The initial estimated purchase price allocation is subject to change as the Company finalizes its determination relating to the valuation of assets and liabilities and finalizes key assumptions, approaches and judgments with respect to intangible assets acquired from Quantenna and the related tax effects. Accordingly, future adjustments may impact the initial estimated amount of goodwill and other allocated amounts represented in the table above.
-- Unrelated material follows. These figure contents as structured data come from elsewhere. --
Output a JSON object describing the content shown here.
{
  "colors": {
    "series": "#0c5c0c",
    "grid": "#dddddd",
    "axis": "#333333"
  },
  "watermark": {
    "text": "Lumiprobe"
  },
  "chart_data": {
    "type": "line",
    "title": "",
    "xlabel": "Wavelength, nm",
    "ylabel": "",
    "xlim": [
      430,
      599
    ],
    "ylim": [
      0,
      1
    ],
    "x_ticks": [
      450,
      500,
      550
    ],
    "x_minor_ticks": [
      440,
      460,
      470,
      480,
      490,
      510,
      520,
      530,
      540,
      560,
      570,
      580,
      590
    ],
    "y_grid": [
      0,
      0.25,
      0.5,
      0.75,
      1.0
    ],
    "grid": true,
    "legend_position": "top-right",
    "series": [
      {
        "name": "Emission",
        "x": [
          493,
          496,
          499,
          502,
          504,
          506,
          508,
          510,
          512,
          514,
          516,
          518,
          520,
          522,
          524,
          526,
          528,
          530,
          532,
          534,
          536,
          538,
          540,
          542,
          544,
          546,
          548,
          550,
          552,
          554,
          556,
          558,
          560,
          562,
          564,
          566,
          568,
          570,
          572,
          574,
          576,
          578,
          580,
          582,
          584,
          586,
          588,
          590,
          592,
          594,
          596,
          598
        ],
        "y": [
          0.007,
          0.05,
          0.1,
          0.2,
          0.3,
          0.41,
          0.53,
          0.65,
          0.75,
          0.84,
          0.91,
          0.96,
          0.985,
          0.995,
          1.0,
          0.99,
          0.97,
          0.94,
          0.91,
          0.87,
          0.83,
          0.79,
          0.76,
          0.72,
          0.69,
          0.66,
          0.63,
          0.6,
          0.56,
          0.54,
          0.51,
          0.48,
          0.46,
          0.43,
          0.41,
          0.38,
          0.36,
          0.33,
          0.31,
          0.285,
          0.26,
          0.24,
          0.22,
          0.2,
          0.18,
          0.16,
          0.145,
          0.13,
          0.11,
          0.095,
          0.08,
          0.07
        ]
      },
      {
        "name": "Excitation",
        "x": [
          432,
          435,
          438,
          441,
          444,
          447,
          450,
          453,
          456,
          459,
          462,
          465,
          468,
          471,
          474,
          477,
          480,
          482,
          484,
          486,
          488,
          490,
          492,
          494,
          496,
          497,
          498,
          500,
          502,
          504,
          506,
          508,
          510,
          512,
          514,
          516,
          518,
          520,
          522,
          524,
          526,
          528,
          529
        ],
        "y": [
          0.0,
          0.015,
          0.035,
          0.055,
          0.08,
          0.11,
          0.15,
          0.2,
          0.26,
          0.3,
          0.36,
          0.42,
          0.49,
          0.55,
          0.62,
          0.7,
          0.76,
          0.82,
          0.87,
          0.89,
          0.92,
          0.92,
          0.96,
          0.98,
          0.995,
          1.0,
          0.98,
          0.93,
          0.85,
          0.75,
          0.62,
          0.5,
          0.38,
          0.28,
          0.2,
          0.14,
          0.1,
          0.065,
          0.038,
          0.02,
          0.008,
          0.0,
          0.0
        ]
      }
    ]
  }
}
Pro-Forma Results of Operations

The following unaudited pro-forma consolidated results of operation for the quarters and six months ended June 28, 2019 and June 29, 2018 have been prepared as if the acquisition of Quantenna had occurred on January 1, 2018 and includes adjustments for amortization of intangibles, interest expense from financing, restructuring, and the effect of purchase accounting adjustments including the step-up of inventory (in millions):

 
Quarters Ended
 
Six Months Ended
 
June 28, 2019
June 29, 2018
 
June 28, 2019
June 29, 2018
Revenue
$
1,385.3

$
1,509.3

 
$
2,829.6

$
2,932.0

Net income
96.7

135.7

 
198.5

241.7

Net income attributable to ON Semiconductor Corporation
95.6

134.7

 
197.4

239.8

Net income per common share attributable to ON Semiconductor Corporation:
 
 
 
 
 
   Basic
$
0.23

$
0.32

 
$
0.48

$
0.56

   Diluted
$
0.23

$
0.30

 
$
0.47

$
0.54



Pending Acquisition of Manufacturing Facility and Related Assets

On April 22, 2019, through SCI LLC, the Company entered into an Asset Purchase Agreement (the "Asset Purchase Agreement") with GLOBALFOUNDRIES U.S. Inc. (“GFUS”) and GLOBALFOUNDRIES Inc., pursuant to which the Company will acquire GFUS’s East Fishkill, New York site and fabrication facilities, including a post-fabrication facility, support buildings and related assets (the “Transferred Assets”), and assume certain liabilities, including those relating to Company's ownership and operation of the Transferred Assets (collectively, the “Asset Purchase”). The closing of the Asset Purchase is expected to occur on or around December 31, 2022, subject to the satisfaction or waiver of the conditions to closing as specified in the Asset Purchase Agreement. The aggregate purchase price for the Asset Purchase is $400.0 million in cash, subject to adjustment as described in the Asset Purchase Agreement, of which a non-refundable deposit of $70.0 million, subject to downward adjustment, was paid by SCI LLC to GFUS in cash on April 22, 2019. The remaining $330.0 million will be paid on or around the closing date of the Asset Purchase.

In connection with the Asset Purchase Agreement, the parties entered into certain ancillary agreements (the "Ancillary Agreements") pursuant to which SCI LLC will be provided with technology transfer and development services as well as foundry services prior to the closing date, and GFUS will be provided foundry services for a limited period of time following the closing date. Pursuant to the Ancillary Agreements, on April 22, 2019, SCI LLC paid GFUS a license fee in the amount of $30.0 million in cash, subject to upward adjustment, for certain technology. This amount has been recorded as an intangible asset in our Consolidated Balance Sheet as of June 28, 2019 and will be amortized when the revenue from the sale of products under the Ancillary Agreement commences.

The Company incurred approximately $4.0 million of expenses in connection with these transactions and expects to incur an additional $5.0 million in legal fees, advisory fees and other third party costs on or around the closing date.